Factors responsible for the initiation and progression of tissue damage, in addition to local microbial and host resistance factors, include factors produced by the invading microflora. These include potent necrotoxins and activation of the coagulation system, which in turn leads to formation of thrombi and tissue infarction. Heparinases produced at the infectious site further abet the procoagulative events. Elevations in local hydrostatic pressure further inhibit local vascular perfusion within the area.

Given the polymicrobial nature of the infection, this case is best considered a Type I necrotizing fasciitis. In contrast, where documented S. pyogenes (group A Streptococcus) is present, Type 2 necrotizing fasciitis is designated, and when clostridial species are isolated, clostridial myonecrosis (gas gangrene) is diagnosed.4

This severe life-threatening condition, when affecting the head and neck region, is most commonly associated with an odontogenic infection (apical, periodontal) as the seminal or initiating clinical event. This condition may be mistaken for a more typical odontogenic infection, as its early presentation may not be specific. In addition, the isolated organisms are predominantly β-hemolytic Streptococci, Staphylococcus, and Bacteroides spp., and common resident oral and periodontal pathogens. Diagnostic considerations include the presence of pronounced pain and systemic toxicity (leukocytosis, elevated C-reactive protein levels), the presence of gas within local soft tissues, and identification of tissue breakdown. Underlying immunosuppression and concurrent systemic disease further increase the risk of progression.

Management must be aimed at immediate surgery in an effort to reduce the risk of mortality.
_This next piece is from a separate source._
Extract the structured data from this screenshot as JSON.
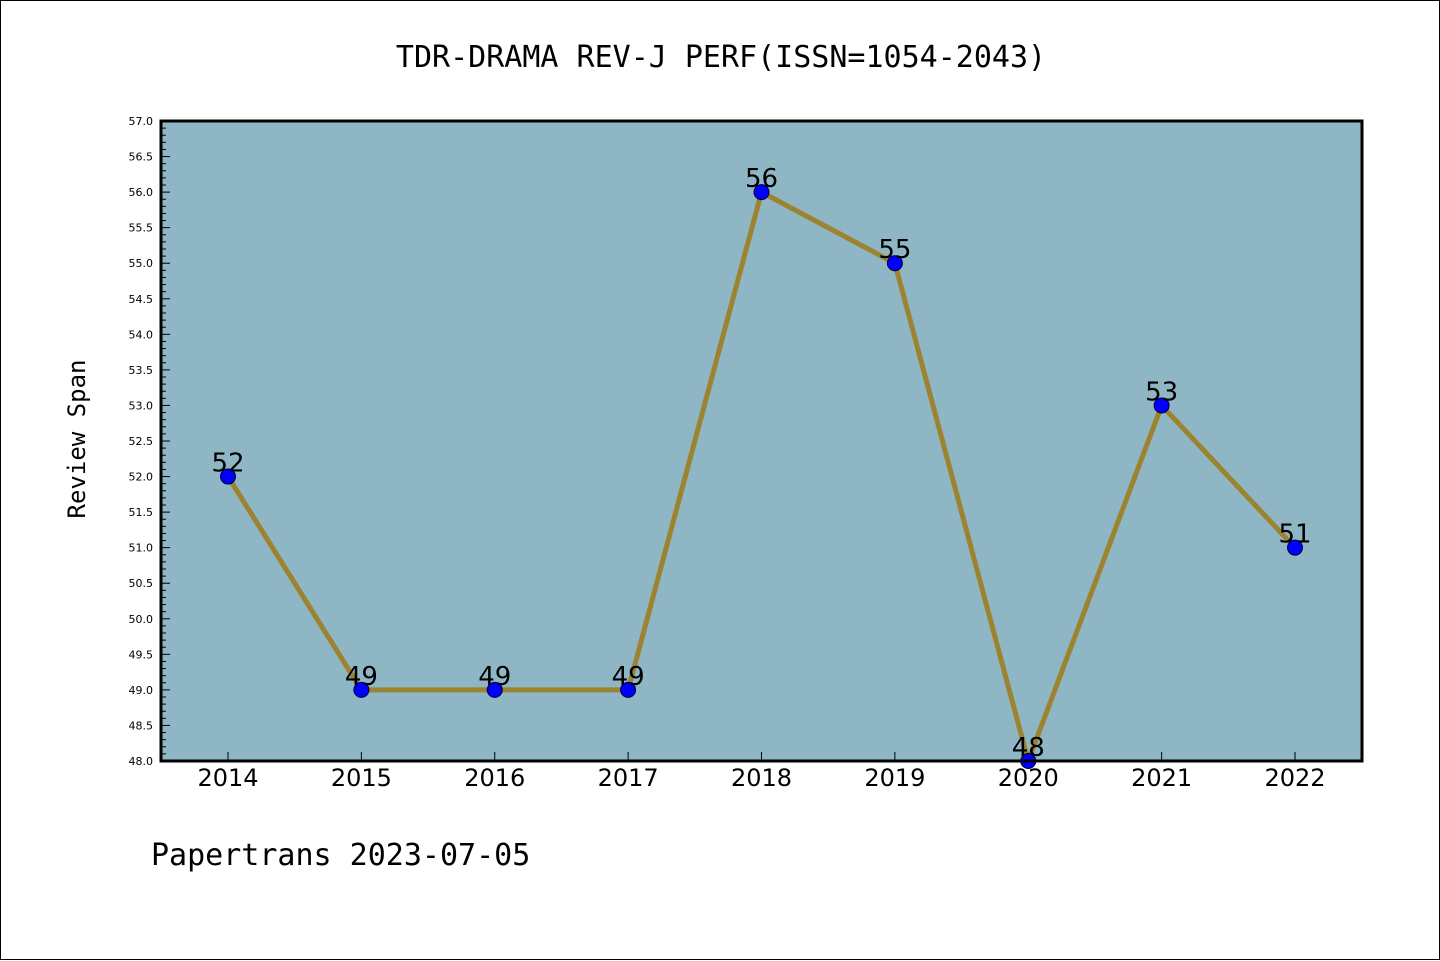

It is crucial to remember that dental infection is the main cause of this condition when it occurs in the head and neck area

Summary

An example of a common odontogenic infection requiring a routine dental extraction is presented within the broader context of an iatrogenically immunocompromised host having an ill-defined rheumatologic disease, with a fatal outcome secondary to a polymicrobial necrotizing infection of odontogenic origin. A broad area and high volume of tissue necrosis was found, with extension well beyond the mandibular site of origin. Clinicians must adequately evaluate immunocompromised patients with regard to potential systemic consequences prior to instituting ambulatory surgical procedures that would normally be considered routine. Finally, once the correct diagnosis is established, immediate and aggressive surgical debridement and supportive management are crucial.

References

  1. Chapnick EK, Abter EI. Necrotizing soft tissue infections. Infect Dis Clin N Am. 1996;10:835-855.
  2. Umeda M, Minamikawa T, Komatsubara H, et al. Necrotizing fasciitis caused by dental infection: a retrospective analysis of 9 cases and a review of the literature. Oral Surg Oral Med Oral Pathol Oral Radiol Endod. 2003;95;283-290.
  3. Elliott DC, Kufera JA, Myers RA. Necrotizing soft tissue infections: risk factors for mortality and strategies for management. Ann Surg. 1996;224:672-683.
  4. Urschel JD. Necrotizing soft tissue infection. Postgrad Med J. 1999;75:645-649.